To declaw cats or not? New Jersey could be first with ban

Cats would keep their claws under a bill that would make New Jersey the first state to prohibit declawing.

The measure, which cleared the lower chamber of the Legislature last month, bans onychectomies and flexor tendonectomies on a cat or any animal unless a veterinarian deems them medically necessary. Sponsors in the state Senate are reviewing possible changes, and it's not clear when it will move forward.

The practice, often undertaken to prevent cats from shredding furniture or injuring humans or other pets, is already banned in several California cities and in nearly 20 countries. A similar bill died in New York last year.

"Declawing is a barbaric practice that more often than not is done for the sake of convenience rather than necessity," the bill's sponsor, Democratic Assemblyman Troy Singleton, said in a statement.

An onychectomy involves amputating the last bone of each toe. A flexor tendonectomy involves severing the tendon that controls the claw in each toe, so that the cat keeps its claws but cannot flex or extend them, Singleton said.

Under the bill, vets who declaw cats other than to address a medical condition would face a fine of up to $1,000, a term of imprisonment of up to six months, or both. A violator would also be subject to a civil penalty of $500 to $2,000.

The American Veterinary Medical Association, which represents more than 89,000 veterinarians, does not support having lawmakers tell doctors what to do and does not agree onychectomies are barbaric.

However, the group said it's not medically necessary in most cases or even that frequent these days.

"It's a surgical procedure that has complications that go with it," said AVMA animal welfare division director Dr. Cia Johnson. The group believes declawing should be considered only if the claws pose a risk to the owner and attempts to modify behavior have failed.

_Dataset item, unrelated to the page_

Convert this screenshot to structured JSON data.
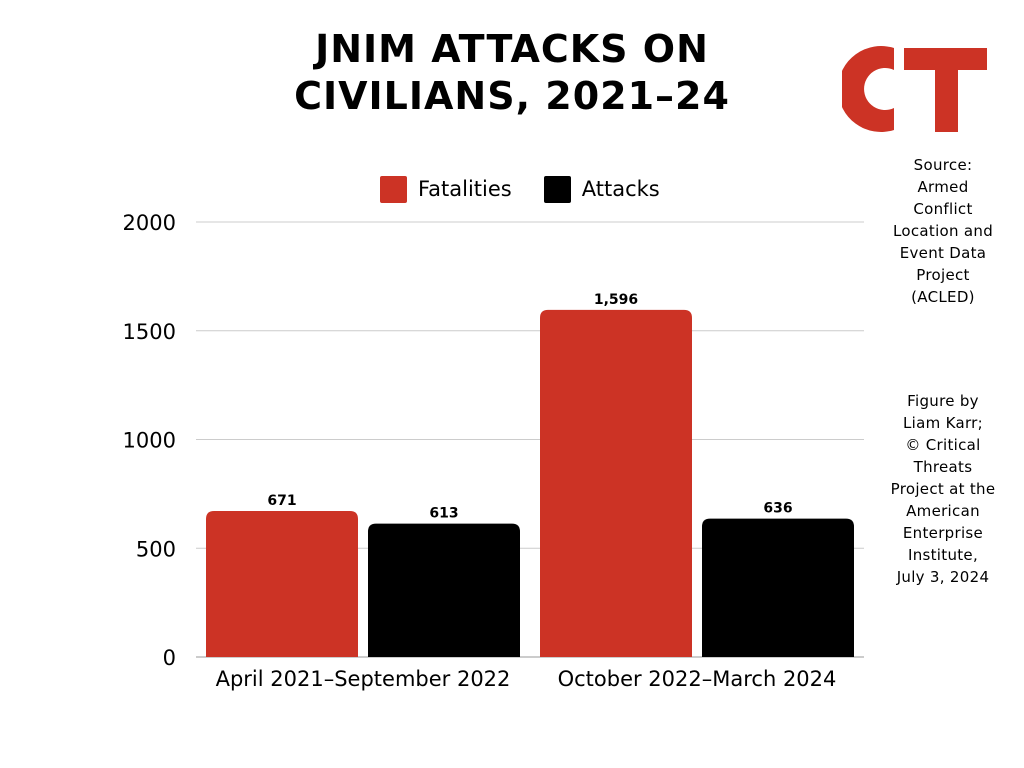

Scratching is part of a normal feline behavior, and owners can positively reinforce it by providing them with posts, boxes and carpets.

Cat owners should frequently trim their cats' nails, and veterinarians can also place nail caps on to minimize damage, Johnson said.

The AVMA does not recommend tendonectomies.

Cat owner Laura Goode, of North Bergen, thinks a ban on declawing would be amazing.

"At the end of day, it's like removing the tips of their fingers. Cats use them as tools to stretch and to climb," she said.

Goode, who volunteers at Only Hope Cat Rescue, said she has cared for cats that have been declawed. Usually, the nails were removed from the front paws, but she once cared for a cat that lost nails on all four. The cat was aggressive and had a difficult time using the litter box because its feet hurt, she said.

Declawing is not as frequent as it once was, said Dr. James Nelson of Ewing Veterinary Hospital, who has been a vet for 35 years.

When he has performed the procedure, it was usually because a cat was hurting another animal or tearing up furniture. He performed the operation on his own cat when the cat "scratched my own 1-year-old son down to the eye."

"Cats wake up from the pain medication, and they're not crying or acting crazy," Nelson said. "They're fine."

The AVMA worries a declawing ban could lead some cat owners to relinquish their pets to shelters, where the animal risks being euthanized if it's not adopted.

"If the problem behavior can't be resolved," Johnson said, "we feel declawing is better than relinquishment."